Walther Thomas, Klostermann Katrin, Heringer-Walther Silvia, Schultheiss Heinz-Peter, Tschöpe Carsten, Stepan Holger
Department of Cardiology and Pneumology, University Hospital Benjamin Franklin, Free University of Berlin, Hindenburgdamm 30, D-12200, Berlin, Germany.
Regul Pept. 2003 Nov 15;116(1-3):95-100. doi: 10.1016/j.regpep.2003.07.003.
Since first reports demonstrated interactions between the natriuretic peptide (NPS) and renin-angiotensin system (RAS), our experiments should clarify whether cardiac brain natriuretic peptide (BNP) is regulated in mice genetically altered for components of the RAS.
The study was carried out in hypotensive AT1- and angiotensinogen (ANG)-, and normotensive AT2-knockout mice, and in hypertensive animals overexpressing ANG and wildtype controls of each genotype. Ventricular BNP expression was analyzed by RNase-protection assay (RPA) (n=6). Cardiac fibrosis was visualized by Sirius red staining. While ANG overexpression increases cardiac BNP-mRNA expression (1035+/-210 vs. wildtype: 405+/-95 in PSL/mm(2), P<0.01), its deficiency had no influence. Both AT1- and AT2-knockouts showed significantly decreased BNP-mRNA concentrations (AT1: 21+/-6 vs. wildtype: 139+/-28 in PSL/mm(2), P<0.001; AT2: 8+/-2 vs. 19+/-3 in PSL/mm(2), P<0.05). These alterations correlate to reduced cardiac fibrosis in AT2-deficient animals, and an unchanged matrix content in ANG knockouts.
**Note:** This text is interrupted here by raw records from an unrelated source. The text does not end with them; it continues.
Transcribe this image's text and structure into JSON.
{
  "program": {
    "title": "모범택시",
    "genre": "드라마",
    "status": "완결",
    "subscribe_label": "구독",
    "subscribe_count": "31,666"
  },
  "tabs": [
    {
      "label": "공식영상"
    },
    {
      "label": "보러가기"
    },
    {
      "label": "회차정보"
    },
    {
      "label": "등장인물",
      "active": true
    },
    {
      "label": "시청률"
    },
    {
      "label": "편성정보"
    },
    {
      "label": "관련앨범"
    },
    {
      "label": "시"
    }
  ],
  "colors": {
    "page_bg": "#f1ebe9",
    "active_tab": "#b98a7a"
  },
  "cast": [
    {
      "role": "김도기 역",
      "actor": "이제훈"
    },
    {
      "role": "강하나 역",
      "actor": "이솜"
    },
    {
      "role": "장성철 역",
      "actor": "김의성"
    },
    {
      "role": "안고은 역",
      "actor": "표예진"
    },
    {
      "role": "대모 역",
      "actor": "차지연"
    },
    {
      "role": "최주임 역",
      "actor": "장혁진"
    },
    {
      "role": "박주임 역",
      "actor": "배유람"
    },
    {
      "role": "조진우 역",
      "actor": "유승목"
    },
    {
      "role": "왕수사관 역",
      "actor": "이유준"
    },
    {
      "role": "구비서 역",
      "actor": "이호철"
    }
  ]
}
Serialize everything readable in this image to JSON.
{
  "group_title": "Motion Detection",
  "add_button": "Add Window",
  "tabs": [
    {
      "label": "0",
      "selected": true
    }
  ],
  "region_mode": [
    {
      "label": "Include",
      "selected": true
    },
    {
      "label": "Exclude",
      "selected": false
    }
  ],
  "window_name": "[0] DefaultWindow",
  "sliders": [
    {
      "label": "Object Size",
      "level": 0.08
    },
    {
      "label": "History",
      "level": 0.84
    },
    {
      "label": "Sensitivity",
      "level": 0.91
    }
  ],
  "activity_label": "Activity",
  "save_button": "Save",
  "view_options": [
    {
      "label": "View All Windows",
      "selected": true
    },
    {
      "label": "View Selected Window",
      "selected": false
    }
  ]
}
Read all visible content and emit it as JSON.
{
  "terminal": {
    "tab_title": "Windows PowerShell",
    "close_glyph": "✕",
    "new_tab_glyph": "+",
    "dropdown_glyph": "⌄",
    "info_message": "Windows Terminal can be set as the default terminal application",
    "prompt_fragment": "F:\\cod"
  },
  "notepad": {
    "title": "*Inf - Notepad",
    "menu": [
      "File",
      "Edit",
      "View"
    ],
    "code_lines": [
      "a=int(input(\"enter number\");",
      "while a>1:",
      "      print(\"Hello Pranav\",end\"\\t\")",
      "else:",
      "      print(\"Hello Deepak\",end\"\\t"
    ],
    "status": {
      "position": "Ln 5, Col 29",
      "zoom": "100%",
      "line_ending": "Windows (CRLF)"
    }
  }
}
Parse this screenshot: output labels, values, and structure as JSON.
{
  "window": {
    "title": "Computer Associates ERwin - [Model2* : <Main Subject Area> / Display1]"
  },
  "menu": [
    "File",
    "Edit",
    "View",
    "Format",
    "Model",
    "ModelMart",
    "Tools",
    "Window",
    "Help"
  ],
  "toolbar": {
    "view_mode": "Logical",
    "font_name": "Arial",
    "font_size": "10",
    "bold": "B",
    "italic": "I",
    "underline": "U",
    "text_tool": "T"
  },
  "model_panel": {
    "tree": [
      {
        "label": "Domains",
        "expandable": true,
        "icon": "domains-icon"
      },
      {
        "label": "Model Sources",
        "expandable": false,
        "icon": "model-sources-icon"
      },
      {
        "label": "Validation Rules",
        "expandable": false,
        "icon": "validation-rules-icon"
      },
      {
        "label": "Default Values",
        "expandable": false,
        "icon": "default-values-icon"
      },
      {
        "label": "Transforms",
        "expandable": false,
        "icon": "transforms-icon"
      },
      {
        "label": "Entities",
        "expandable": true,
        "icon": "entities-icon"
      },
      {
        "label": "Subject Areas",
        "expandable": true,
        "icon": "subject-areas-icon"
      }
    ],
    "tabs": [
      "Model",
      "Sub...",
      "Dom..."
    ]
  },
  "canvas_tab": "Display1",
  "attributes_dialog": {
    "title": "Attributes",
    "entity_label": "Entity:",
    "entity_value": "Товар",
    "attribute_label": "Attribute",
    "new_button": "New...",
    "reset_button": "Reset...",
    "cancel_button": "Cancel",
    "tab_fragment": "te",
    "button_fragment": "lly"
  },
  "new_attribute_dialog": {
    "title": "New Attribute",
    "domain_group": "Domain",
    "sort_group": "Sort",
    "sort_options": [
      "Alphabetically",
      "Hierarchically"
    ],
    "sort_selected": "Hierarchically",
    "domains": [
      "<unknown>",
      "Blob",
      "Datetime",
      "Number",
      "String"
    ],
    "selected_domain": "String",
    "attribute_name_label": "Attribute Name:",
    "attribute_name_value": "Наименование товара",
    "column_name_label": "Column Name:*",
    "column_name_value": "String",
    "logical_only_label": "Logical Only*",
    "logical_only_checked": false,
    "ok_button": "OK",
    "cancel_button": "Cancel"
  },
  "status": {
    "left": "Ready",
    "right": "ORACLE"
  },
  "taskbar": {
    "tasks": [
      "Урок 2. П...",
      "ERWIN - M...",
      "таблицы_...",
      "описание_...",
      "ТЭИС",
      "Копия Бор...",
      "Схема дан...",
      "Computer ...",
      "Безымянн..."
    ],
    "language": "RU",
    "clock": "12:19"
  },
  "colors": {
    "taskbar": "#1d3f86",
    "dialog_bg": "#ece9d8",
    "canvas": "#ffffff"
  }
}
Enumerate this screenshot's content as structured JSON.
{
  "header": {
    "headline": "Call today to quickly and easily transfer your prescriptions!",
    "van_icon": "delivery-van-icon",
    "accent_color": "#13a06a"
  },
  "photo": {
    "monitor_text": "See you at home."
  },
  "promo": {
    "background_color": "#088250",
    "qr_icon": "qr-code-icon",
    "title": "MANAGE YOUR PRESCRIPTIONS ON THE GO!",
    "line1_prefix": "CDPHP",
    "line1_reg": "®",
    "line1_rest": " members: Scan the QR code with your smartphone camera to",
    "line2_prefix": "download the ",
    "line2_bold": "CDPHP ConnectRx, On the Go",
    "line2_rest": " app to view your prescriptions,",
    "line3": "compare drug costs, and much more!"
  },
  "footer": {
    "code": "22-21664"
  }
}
Increased BNP-mRNA levels in hypertensive ANG-overexpressing mice and decreased BNP in hypotensive AT1-deficient animals suggest that this mRNA expression is blood pressure-dependent. However, the observed alterations of fibrosis and the unchanged BNP in hypotensive ANG knockouts and impaired BNP-mRNA expression in normotensive AT2-deficient mice demonstrate a direct interaction of the RAS and NPS that is fibrosis- rather than blood pressure-dependent.
自从最初的报告证明利钠肽(NPS)与肾素 - 血管紧张素系统(RAS)之间存在相互作用以来,我们的实验旨在阐明在RAS组分基因改变的小鼠中,心脏脑钠肽(BNP)是否受到调节。
该研究在低血压的AT1和血管紧张素原(ANG)基因敲除小鼠、正常血压的AT2基因敲除小鼠,以及每种基因型过表达ANG的高血压动物和野生型对照中进行。通过核糖核酸酶保护分析(RPA)(n = 6)分析心室BNP表达。用天狼星红染色观察心脏纤维化。虽然ANG过表达增加心脏BNP - mRNA表达(PSL/mm²中为1035±210 vs野生型:405±95,P < 0.01),但其缺乏则无影响。AT1和AT2基因敲除均显示BNP - mRNA浓度显著降低(AT1:PSL/mm²中为21±6 vs野生型:139±28,P < 0.001;AT2:PSL/mm²中为8±2 vs 19±3,P < 0.05)。这些改变与AT2缺陷动物中减少的心脏纤维化以及ANG基因敲除中不变的基质含量相关。
高血压ANG过表达小鼠中BNP - mRNA水平升高以及低血压AT1缺陷动物中BNP降低表明这种mRNA表达是血压依赖性的。然而,在低血压ANG基因敲除中观察到的纤维化改变和不变的BNP以及正常血压AT2缺陷小鼠中受损的BNP - mRNA表达证明了RAS和NPS之间存在直接相互作用,这种相互作用是纤维化依赖性而非血压依赖性的。